We’re on the map. Local singer-songwriter and 1999 Memorial High School graduate Justin Vernon hit pay dirt with his Bon Iver (pronounced bone-eee-vair) debut, For Emma, Forever Ago. With a landslide of critical acclaim, international tours, late-night talk shows, and splashy magazine spreads, Bon Iver is a homegrown success story that’s just beginning to unfold. From his days in local bands Mount Vernon and DeYarmond Edison, Justin’s roots here run deep, and he’s championing the Chippewa Valley with every climbing step.
Every time I interview Justin Vernon, we both have the same flashback. In 1999, I was excited to be interviewing a band for the first time, to take the step beyond concert reviews and explore the mysterious inner workings and group dynamics of musicians. It was my way of getting closer to the music I loved – kind of like the way I tried working my way to the front row at my first concert. This was the kind of article I had in mind ever since I joined my junior high school newspaper. Even though Mount Vernon was “only” a local high school band, it was a popular draw for adults like myself at The Metro (even though none of the nine members, including Justin, were old enough to enter the place as patrons). With ten of us crowded in the Vernon family living room, I hit the “record” button and tried to lower expectations with a disclaimer. “I’ll be completely honest,” I confessed. “I don’t really know how to do this. I’ve never interviewed a band before.”
They all laughed and shouted: “We’ve never been interviewed before!”

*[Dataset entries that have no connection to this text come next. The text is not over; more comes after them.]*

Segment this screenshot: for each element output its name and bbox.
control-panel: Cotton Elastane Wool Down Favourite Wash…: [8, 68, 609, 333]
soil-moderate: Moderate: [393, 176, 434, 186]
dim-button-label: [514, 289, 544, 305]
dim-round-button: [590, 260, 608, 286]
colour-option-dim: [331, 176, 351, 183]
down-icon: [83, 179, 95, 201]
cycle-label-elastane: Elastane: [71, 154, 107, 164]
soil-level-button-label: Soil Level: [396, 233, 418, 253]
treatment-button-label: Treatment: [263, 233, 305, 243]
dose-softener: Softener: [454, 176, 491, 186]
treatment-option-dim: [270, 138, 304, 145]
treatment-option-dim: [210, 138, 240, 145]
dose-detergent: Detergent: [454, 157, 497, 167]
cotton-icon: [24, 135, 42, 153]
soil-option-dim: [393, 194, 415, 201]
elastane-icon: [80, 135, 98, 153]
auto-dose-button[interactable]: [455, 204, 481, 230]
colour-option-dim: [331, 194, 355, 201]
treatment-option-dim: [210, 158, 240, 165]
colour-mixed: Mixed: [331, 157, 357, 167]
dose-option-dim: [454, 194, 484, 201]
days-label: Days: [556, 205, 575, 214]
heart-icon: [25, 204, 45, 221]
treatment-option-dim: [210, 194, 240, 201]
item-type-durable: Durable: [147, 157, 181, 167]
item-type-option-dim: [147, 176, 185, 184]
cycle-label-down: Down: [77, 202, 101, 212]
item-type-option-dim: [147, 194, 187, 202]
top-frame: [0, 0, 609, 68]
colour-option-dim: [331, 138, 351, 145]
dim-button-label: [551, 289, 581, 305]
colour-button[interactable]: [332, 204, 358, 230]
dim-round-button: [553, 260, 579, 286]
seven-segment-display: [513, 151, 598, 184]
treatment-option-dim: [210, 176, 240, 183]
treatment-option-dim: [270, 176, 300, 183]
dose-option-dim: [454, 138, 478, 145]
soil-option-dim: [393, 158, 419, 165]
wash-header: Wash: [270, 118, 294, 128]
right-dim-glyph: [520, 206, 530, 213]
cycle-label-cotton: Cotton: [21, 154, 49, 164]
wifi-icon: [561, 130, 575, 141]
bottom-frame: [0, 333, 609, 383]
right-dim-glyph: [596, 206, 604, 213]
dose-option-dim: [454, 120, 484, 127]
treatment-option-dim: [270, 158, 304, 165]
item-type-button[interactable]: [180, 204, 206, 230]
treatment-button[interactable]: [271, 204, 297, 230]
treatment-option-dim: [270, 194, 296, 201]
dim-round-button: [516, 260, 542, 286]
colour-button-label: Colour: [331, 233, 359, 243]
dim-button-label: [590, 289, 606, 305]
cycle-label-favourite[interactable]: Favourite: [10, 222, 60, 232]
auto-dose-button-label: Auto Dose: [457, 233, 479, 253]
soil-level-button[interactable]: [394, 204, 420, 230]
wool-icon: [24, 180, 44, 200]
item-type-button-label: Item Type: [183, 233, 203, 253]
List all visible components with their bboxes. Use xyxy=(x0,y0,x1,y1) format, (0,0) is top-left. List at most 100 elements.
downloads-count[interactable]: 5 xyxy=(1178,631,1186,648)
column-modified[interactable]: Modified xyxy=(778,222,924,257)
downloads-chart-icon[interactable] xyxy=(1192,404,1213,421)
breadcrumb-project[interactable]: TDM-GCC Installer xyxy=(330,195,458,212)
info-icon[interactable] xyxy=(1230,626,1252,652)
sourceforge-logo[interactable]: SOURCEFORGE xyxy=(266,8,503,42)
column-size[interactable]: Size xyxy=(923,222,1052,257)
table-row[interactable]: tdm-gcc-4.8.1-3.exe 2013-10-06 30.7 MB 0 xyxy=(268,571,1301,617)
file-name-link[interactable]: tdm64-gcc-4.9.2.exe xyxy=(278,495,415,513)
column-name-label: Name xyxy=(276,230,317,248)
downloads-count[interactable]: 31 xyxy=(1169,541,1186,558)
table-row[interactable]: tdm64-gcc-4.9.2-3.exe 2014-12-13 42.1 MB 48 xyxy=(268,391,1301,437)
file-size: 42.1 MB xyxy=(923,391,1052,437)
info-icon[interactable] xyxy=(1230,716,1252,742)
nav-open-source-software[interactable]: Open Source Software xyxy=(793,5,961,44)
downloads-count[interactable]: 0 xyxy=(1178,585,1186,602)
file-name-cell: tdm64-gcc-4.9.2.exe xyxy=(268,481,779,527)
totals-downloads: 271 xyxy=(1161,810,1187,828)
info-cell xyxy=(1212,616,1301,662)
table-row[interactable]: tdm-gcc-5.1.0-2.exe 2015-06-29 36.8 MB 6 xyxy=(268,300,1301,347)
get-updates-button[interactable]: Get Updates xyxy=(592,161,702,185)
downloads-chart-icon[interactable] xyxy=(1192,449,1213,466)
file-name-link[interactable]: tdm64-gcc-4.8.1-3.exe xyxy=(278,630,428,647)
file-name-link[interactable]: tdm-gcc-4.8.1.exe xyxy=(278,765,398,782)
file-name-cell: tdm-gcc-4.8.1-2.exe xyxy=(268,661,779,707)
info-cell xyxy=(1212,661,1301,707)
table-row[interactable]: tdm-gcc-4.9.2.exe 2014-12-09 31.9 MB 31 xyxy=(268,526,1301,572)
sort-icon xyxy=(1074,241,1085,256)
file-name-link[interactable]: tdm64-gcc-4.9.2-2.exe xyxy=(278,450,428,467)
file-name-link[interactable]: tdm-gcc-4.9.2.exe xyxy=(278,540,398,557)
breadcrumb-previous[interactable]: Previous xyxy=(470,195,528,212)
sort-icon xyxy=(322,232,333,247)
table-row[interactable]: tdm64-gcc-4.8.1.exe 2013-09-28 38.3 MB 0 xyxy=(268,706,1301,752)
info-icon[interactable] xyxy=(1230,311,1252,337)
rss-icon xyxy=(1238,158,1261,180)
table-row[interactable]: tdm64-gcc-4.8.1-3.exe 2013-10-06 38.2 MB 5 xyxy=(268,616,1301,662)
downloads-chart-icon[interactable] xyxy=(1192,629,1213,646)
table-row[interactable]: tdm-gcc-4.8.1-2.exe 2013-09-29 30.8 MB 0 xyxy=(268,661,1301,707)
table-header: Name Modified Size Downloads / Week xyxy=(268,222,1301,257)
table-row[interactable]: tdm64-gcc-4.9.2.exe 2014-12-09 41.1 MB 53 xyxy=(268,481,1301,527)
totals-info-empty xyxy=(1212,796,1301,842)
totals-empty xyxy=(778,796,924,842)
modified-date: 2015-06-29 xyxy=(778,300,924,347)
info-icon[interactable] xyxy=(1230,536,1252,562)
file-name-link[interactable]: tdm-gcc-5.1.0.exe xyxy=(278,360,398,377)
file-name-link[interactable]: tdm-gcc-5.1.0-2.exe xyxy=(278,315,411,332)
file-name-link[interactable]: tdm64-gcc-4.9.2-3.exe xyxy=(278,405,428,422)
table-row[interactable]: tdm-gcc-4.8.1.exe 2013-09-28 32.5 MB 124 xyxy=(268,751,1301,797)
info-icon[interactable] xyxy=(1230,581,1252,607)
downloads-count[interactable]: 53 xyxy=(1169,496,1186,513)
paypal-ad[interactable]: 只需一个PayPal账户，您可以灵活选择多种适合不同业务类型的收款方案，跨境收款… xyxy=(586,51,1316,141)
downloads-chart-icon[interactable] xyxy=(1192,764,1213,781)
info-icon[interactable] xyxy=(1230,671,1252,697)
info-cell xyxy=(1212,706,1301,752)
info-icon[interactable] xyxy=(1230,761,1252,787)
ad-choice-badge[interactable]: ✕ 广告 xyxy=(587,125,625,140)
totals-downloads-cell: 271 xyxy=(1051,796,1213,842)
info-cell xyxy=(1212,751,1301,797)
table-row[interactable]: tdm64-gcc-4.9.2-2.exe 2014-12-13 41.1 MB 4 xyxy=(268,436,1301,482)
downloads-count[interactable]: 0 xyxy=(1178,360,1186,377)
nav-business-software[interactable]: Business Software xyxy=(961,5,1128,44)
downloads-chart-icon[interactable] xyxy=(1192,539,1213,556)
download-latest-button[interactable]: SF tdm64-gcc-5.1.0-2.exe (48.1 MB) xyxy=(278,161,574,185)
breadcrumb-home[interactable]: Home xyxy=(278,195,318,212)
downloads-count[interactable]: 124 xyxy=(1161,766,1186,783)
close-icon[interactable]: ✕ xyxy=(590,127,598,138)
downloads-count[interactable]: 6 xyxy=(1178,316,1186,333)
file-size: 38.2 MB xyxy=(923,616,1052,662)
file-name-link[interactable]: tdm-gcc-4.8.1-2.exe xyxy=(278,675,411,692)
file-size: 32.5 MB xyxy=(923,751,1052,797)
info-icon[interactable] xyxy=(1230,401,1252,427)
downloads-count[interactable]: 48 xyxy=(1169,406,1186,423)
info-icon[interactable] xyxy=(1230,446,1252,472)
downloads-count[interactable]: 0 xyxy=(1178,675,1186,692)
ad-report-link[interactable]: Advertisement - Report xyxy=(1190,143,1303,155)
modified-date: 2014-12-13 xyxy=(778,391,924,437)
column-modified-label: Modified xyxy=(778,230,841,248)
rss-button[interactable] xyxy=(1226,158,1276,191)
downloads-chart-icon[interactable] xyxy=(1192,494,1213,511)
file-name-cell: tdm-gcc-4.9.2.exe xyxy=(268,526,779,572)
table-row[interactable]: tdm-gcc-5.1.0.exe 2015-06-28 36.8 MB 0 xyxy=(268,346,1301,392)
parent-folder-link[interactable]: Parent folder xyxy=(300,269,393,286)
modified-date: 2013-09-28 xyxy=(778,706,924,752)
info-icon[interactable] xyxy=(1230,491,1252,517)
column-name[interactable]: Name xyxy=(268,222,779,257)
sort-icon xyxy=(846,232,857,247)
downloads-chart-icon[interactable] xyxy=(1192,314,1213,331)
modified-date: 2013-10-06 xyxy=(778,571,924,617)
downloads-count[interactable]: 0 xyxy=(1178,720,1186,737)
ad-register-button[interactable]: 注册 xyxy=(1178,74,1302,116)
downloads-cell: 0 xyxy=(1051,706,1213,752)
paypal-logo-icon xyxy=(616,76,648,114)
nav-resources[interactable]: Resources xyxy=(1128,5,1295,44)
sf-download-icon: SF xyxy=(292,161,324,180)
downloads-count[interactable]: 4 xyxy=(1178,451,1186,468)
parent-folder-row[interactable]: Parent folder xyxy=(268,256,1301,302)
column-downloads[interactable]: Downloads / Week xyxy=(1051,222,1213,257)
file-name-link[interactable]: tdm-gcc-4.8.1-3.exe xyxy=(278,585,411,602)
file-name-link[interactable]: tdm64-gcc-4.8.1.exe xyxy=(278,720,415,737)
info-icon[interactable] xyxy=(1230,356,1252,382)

So there was a lot of grinning going on. I was a 28-year-old South Middle School English teacher moonlighting as a journalist; they were high school seniors moonlighting in a band. All of us were treading excitedly into the modest dream of making the local paper.
Now with worldwide critical acclaim on his debut CD with his Bon Iver creation and the cross-continental tours, I almost didn’t expect Justin to have time to talk to a local rag anymore. I was assured – through his manager this time – that he was excited. It took awhile to set up a time, but we worked out a meeting for late October at Racy D’Lenes Coffee Shop.

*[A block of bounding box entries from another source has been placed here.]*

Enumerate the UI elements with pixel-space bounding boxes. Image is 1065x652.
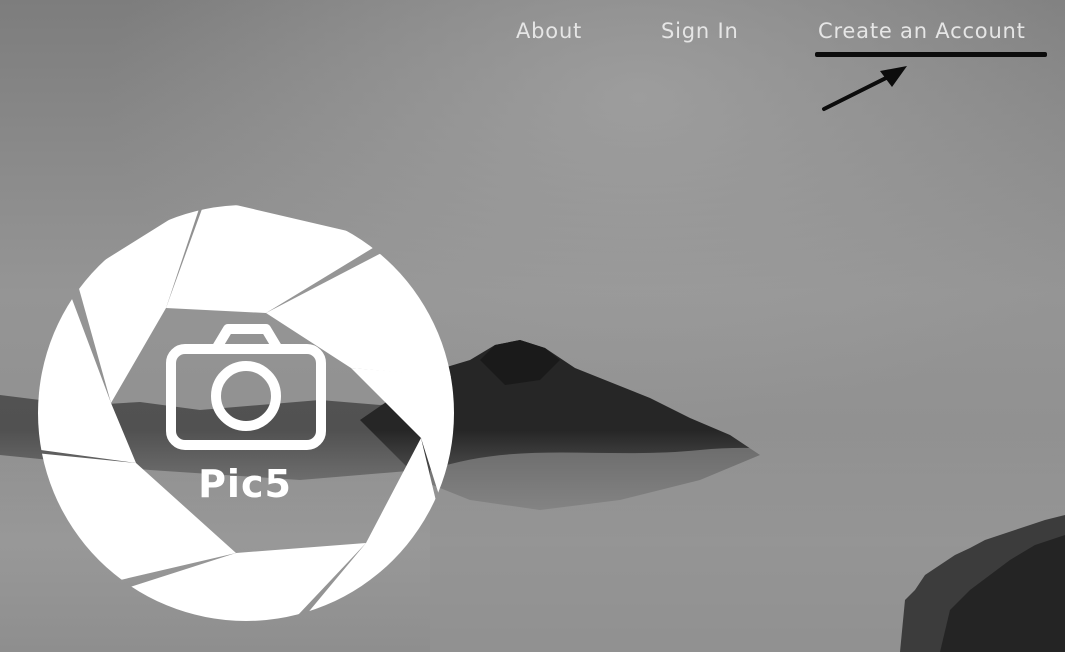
camera-icon (166, 324, 326, 450)
nav-link-create-account[interactable]: Create an Account (818, 14, 1026, 48)
nav-link-sign-in[interactable]: Sign In (661, 14, 739, 48)
annotation-arrow-icon (822, 66, 907, 111)
nav-link-about[interactable]: About (516, 14, 582, 48)
create-account-underline (815, 52, 1047, 57)
logo-brand-text: Pic5 (198, 462, 292, 506)
aperture-camera-logo[interactable] (36, 203, 456, 623)
top-navigation: About Sign In Create an Account (0, 14, 1065, 54)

Justin showed up looking scruffy and happy – different than the road-bleary/interview-weary touring musician I was expecting. Over an hour-long chat, we discussed touring life, his past in Eau Claire, the search for his artistic path, the fine lines involved with licensing his music, and future plans. It was our fifth formal interview, and they’ve all had the same ease about them. Showing no signs of interview-fatigue, Justin still likes to talk about music and wrestle with questions. As much as I’ve enjoyed watching him grow as an artist and receive so many accolades, I was relieved to find him still the same.